The bird’s breeding areas are now limited to the tropical savannas of the north, from the Kimberley region in the west to Cape York on Queensland’s top end.

“While that area is mostly intact, it has its own issues,” says MacColl, who has been studying the bird for seven years.

“I worry about climate change and especially the extreme temperatures and overheating dangers for the young birds. Then there’s the ongoing threat of environmental destruction from agriculture, forestry, and resource extraction.”

Satellite tracking has revealed that some juveniles undertake a dangerous 1,500-kilometer flight south to the Australian interior for about most of the year—possibly learning how to hunt—before returning for good to their seaside homes.

Just why the species has experienced such a rapid collapse in its range isn’t certain, but Seaton says fragmentation of habitat is likely to blame.

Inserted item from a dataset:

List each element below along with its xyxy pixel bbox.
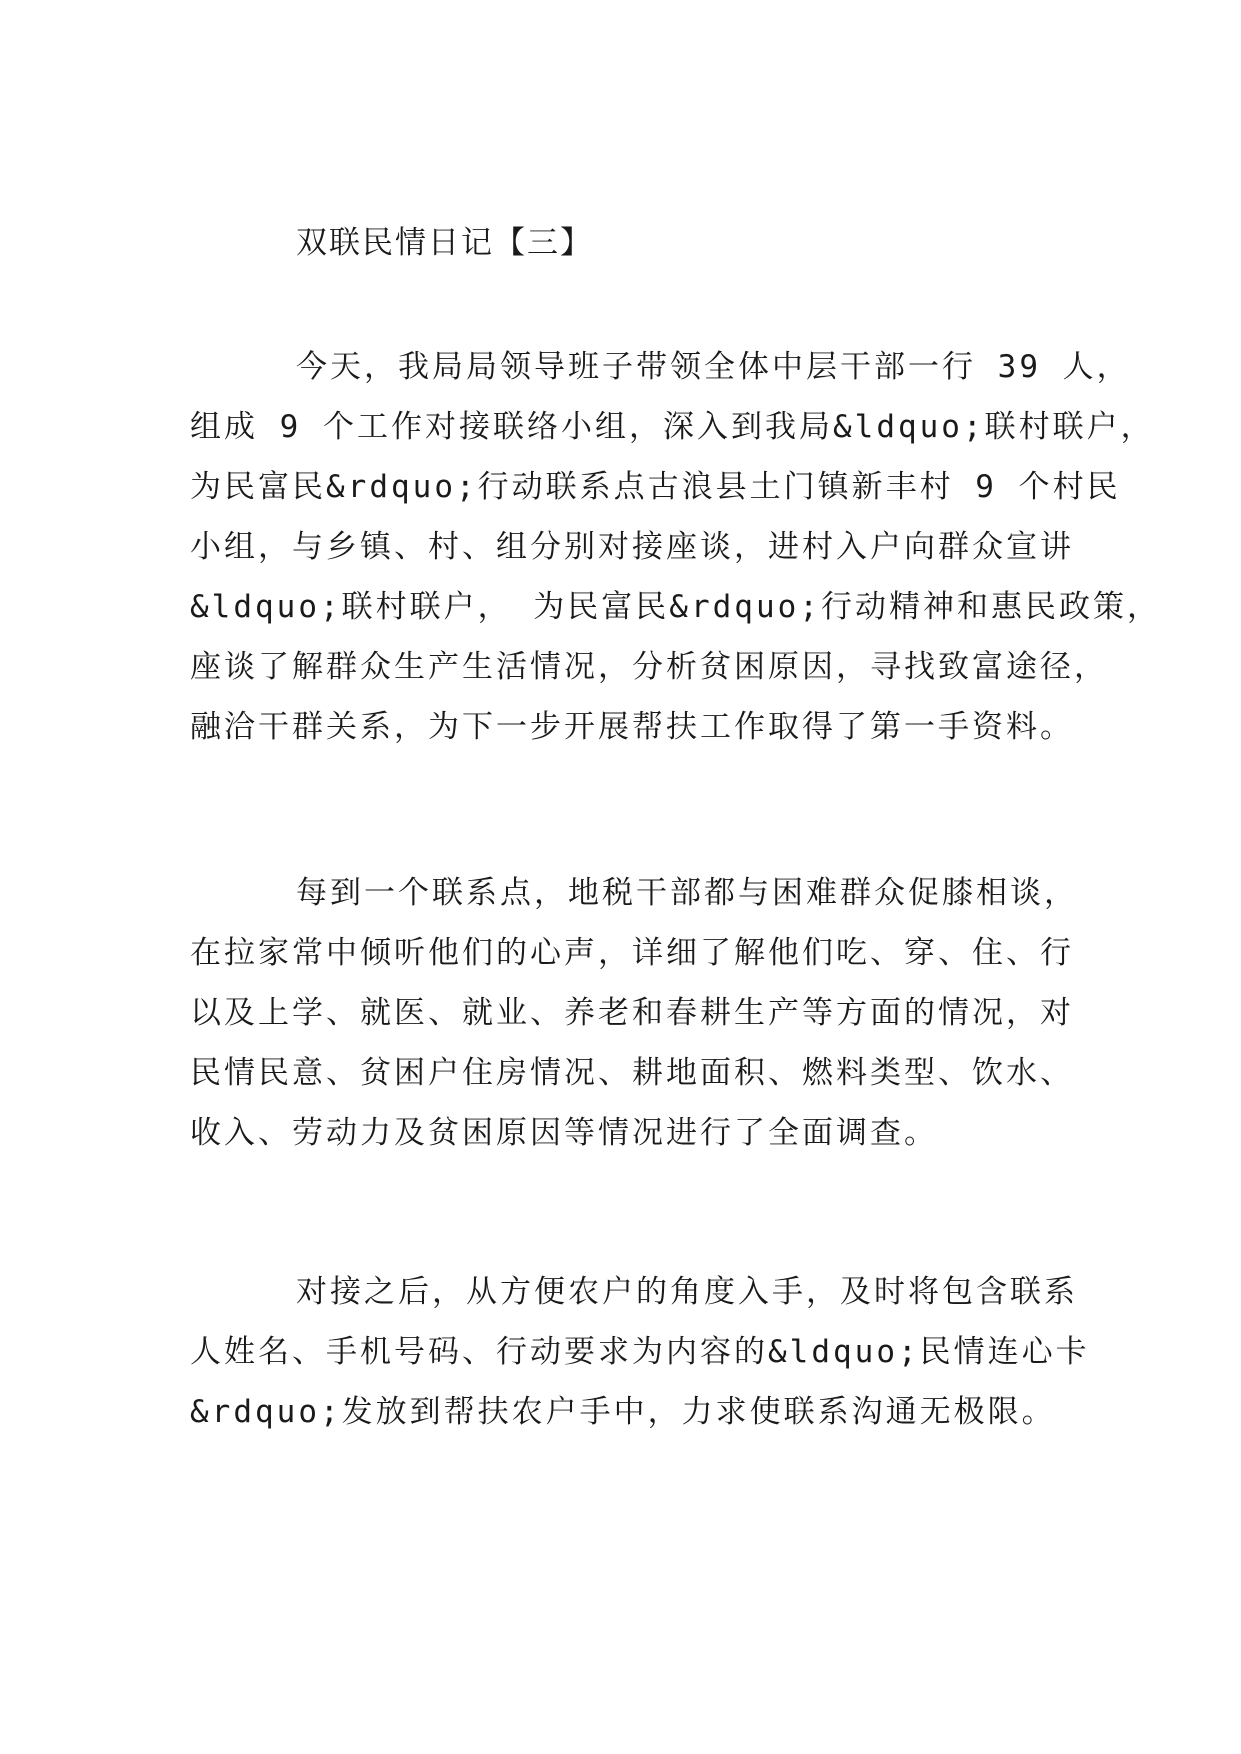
paragraph [190, 337, 1161, 757]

“They look for the tallest tree in the tallest stand, and those stands of trees are increasingly rare any more,” he says.

The Red Goshawk ‘Glare’

Red goshawks can be difficult to see and have vast territories—possibly as big as 600 sq km—and would traditionally have always been thinly spread around the landscape, while staying close to shorelines and waterways.

They are not noisy, and Seaton says while most large birds will fly away if a human gets close, alerting anyone looking for them, a red goshawk “will just glare at you.”

There were only 10 known breeding pairs on the Australian mainland this year, Seaton says, with 10 more on the Tiwi archipelago (the largest island in the group, Melville, is now considered the red goshawk’s main habitat).

A conservation group has been educating local guardians and traditional owners in the north to spot the birds and monitor activity in their wide nests—built out of thick sticks on level limbs—to see how successful they are at reproducing and get a clearer picture on the true population of red goshawks.

Local resident Chris Brogan is a fire management worker for Plantation Management Partners on Melville Island and is part of a team that checks on the birds, watching activity at nests over 30-minute periods.

“They’re stunning, but they can be tricky to see because their plumage merge with the trunks of the trees,” he says.

“When I started, I assumed they were just another bird. I thought they were widespread. But it’s a bird that’s disappearing.”

Averting Extinction

MacColl was working as an ecology expert for Rio Tinto about a ten years back when he first saw a red goshawk nest in Cape York’s west.

“I have been totally obsessed ever since,” he admits.

Red goshawks are in a genus of bird that has only one other known member—Papua New Guinea’s brown-shouldered raptor.

Their strength amazes him. A red goshawk that goes to the forest floor to grab a stick will fly back to a branch 30 metres up “vertically,” he says. “They go directly upward.”

“There really is nothing like them,” says MacColl. “They’re not directly linked to any other bird of prey in Australia—they’re on their unique limb of the evolutionary tree.

“We are going to need a collaboration of people together—and the best information possible to know what they require. That’s how we save the species.”

Crystal Mason
Crystal Mason

A passionate gamer and tech enthusiast with over a decade of experience in game journalism and community building.